Pèlerinage à Saint-Symphorien.

Puis, après avoir traversé des prairies sablonneuses, grisâtres, en pente, ombragées ça et là de touffus châtaigniers sombres, j’ai atteint Yvoire à la tombée de la nuit.

L’extérieur de cet endroit m’a plu et m’a reporté aux temps féodaux, j’ai vu une muraille d’enceinte haute, brunie, crevassée, rude, où serpentent de vieux lierres et deux tours-portes carrées, sourcilleuses, béantes, aux faîtes ruinées, l’une regardant Douvaine, l’autre Thonon.

C’est par celle-ci que je suis entré dans ce vieux bourg qui n’a peut-être pas son pareil.

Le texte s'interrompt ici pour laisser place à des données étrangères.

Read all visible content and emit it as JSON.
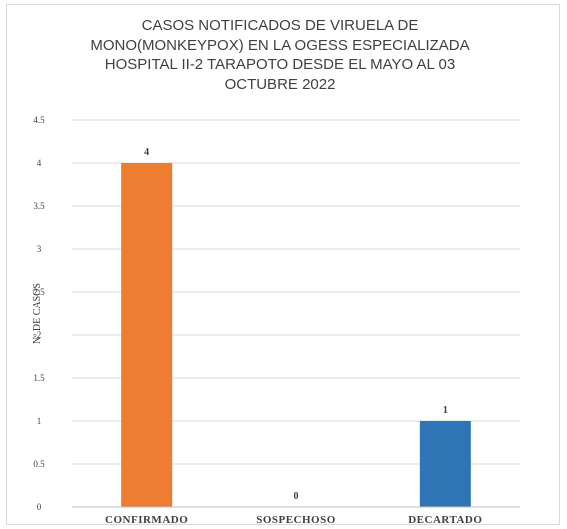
{
  "chart_data": {
    "type": "bar",
    "title": "CASOS NOTIFICADOS DE VIRUELA DE\nMONO(MONKEYPOX) EN LA OGESS ESPECIALIZADA\nHOSPITAL II-2 TARAPOTO DESDE EL MAYO AL 03\nOCTUBRE 2022",
    "xlabel": "",
    "ylabel": "Nº DE CASOS",
    "categories": [
      "CONFIRMADO",
      "SOSPECHOSO",
      "DECARTADO"
    ],
    "values": [
      4,
      0,
      1
    ],
    "data_labels": [
      "4",
      "0",
      "1"
    ],
    "bar_colors": [
      "#ED7D31",
      "#ED7D31",
      "#2E75B6"
    ],
    "ylim": [
      0,
      4.5
    ],
    "yticks": [
      "0",
      "0.5",
      "1",
      "1.5",
      "2",
      "2.5",
      "3",
      "3.5",
      "4",
      "4.5"
    ],
    "grid": true,
    "grid_color": "#d9d9d9",
    "legend": "none"
  }
}
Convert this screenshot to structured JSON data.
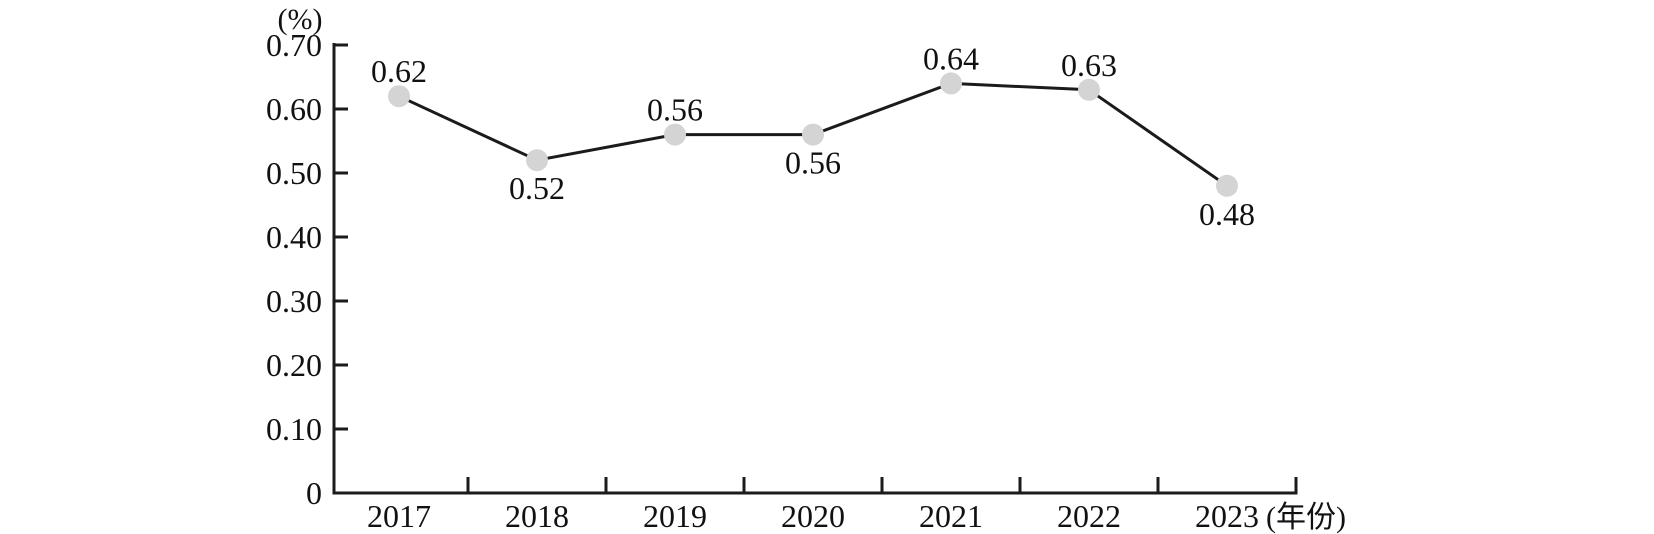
{
  "chart_data": {
    "type": "line",
    "title": "",
    "categories": [
      "2017",
      "2018",
      "2019",
      "2020",
      "2021",
      "2022",
      "2023"
    ],
    "values": [
      0.62,
      0.52,
      0.56,
      0.56,
      0.64,
      0.63,
      0.48
    ],
    "value_labels": [
      "0.62",
      "0.52",
      "0.56",
      "0.56",
      "0.64",
      "0.63",
      "0.48"
    ],
    "value_label_placement": [
      "above",
      "below",
      "above",
      "below",
      "above",
      "above",
      "below"
    ],
    "y_axis_unit": "(%)",
    "x_axis_unit": "(年份)",
    "y_tick_values": [
      0,
      0.1,
      0.2,
      0.3,
      0.4,
      0.5,
      0.6,
      0.7
    ],
    "y_tick_labels": [
      "0",
      "0.10",
      "0.20",
      "0.30",
      "0.40",
      "0.50",
      "0.60",
      "0.70"
    ],
    "ylim": [
      0,
      0.7
    ],
    "grid": false,
    "legend": "none",
    "colors": {
      "line": "#1b1b1b",
      "marker": "#d4d4d4",
      "axis": "#1b1b1b",
      "text": "#111111"
    }
  }
}
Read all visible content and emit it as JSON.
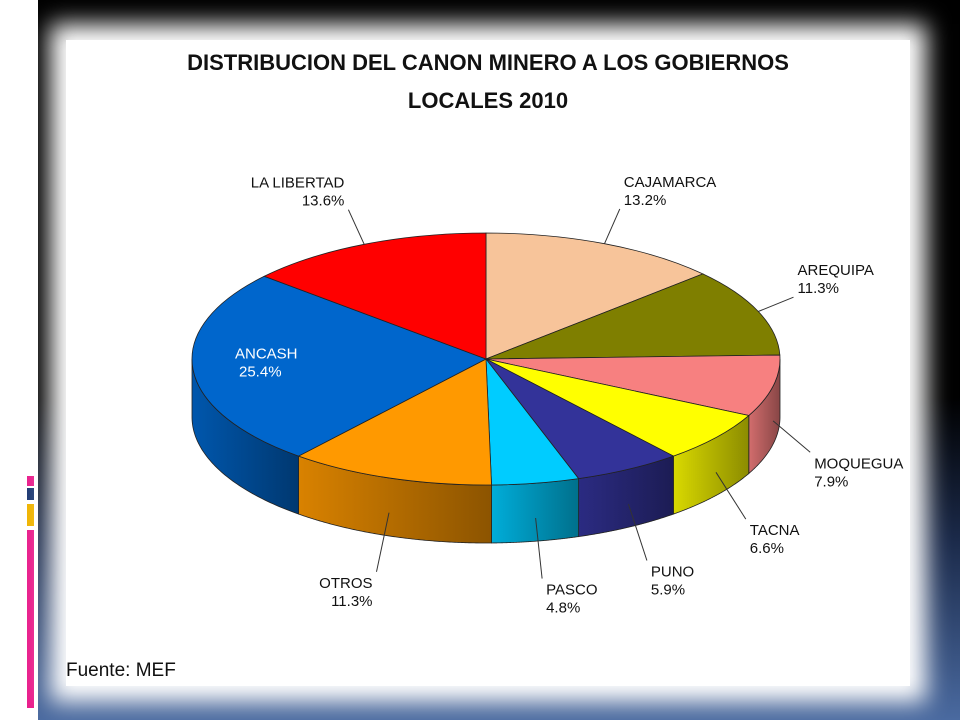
{
  "slide": {
    "accent_colors": [
      "#e91e8c",
      "#1f3a73",
      "#f0b400",
      "#e91e8c"
    ]
  },
  "chart_data": {
    "type": "pie",
    "title": "DISTRIBUCION DEL CANON MINERO A LOS GOBIERNOS LOCALES 2010",
    "title_lines": [
      "DISTRIBUCION DEL CANON MINERO A LOS GOBIERNOS",
      "LOCALES 2010"
    ],
    "style": "3d",
    "slices": [
      {
        "label": "CAJAMARCA",
        "value": 13.2,
        "value_label": "13.2%",
        "color": "#f7c49a"
      },
      {
        "label": "AREQUIPA",
        "value": 11.3,
        "value_label": "11.3%",
        "color": "#7f7f00"
      },
      {
        "label": "MOQUEGUA",
        "value": 7.9,
        "value_label": "7.9%",
        "color": "#f78080"
      },
      {
        "label": "TACNA",
        "value": 6.6,
        "value_label": "6.6%",
        "color": "#ffff00"
      },
      {
        "label": "PUNO",
        "value": 5.9,
        "value_label": "5.9%",
        "color": "#333399"
      },
      {
        "label": "PASCO",
        "value": 4.8,
        "value_label": "4.8%",
        "color": "#00ccff"
      },
      {
        "label": "OTROS",
        "value": 11.3,
        "value_label": "11.3%",
        "color": "#ff9900"
      },
      {
        "label": "ANCASH",
        "value": 25.4,
        "value_label": "25.4%",
        "color": "#0066cc"
      },
      {
        "label": "LA LIBERTAD",
        "value": 13.6,
        "value_label": "13.6%",
        "color": "#ff0000"
      }
    ],
    "source": "Fuente: MEF"
  }
}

Figure-toi un ramassis de laides cahutes élevées sur un terrain en pente, tourmenté, rocailleux, qui descend au lac ; les rues, — si l’on peut donner ce nom à des passages nauséabonds, à peu près impraticables, — servent de rigoles à l’eau des fumiers ; les plus apparentes de ces masures ressemblent à des loges à porcs, la fumée en sort par des portes basses ; bêtes et gens vivent pêle-mêle, mangent et boivent au même pot, grouillent dans d’étroits et fétides réduits ; là toute chose est repoussante, difforme, et pue la misère, — c’est un cloaque de malingreux et de crétins.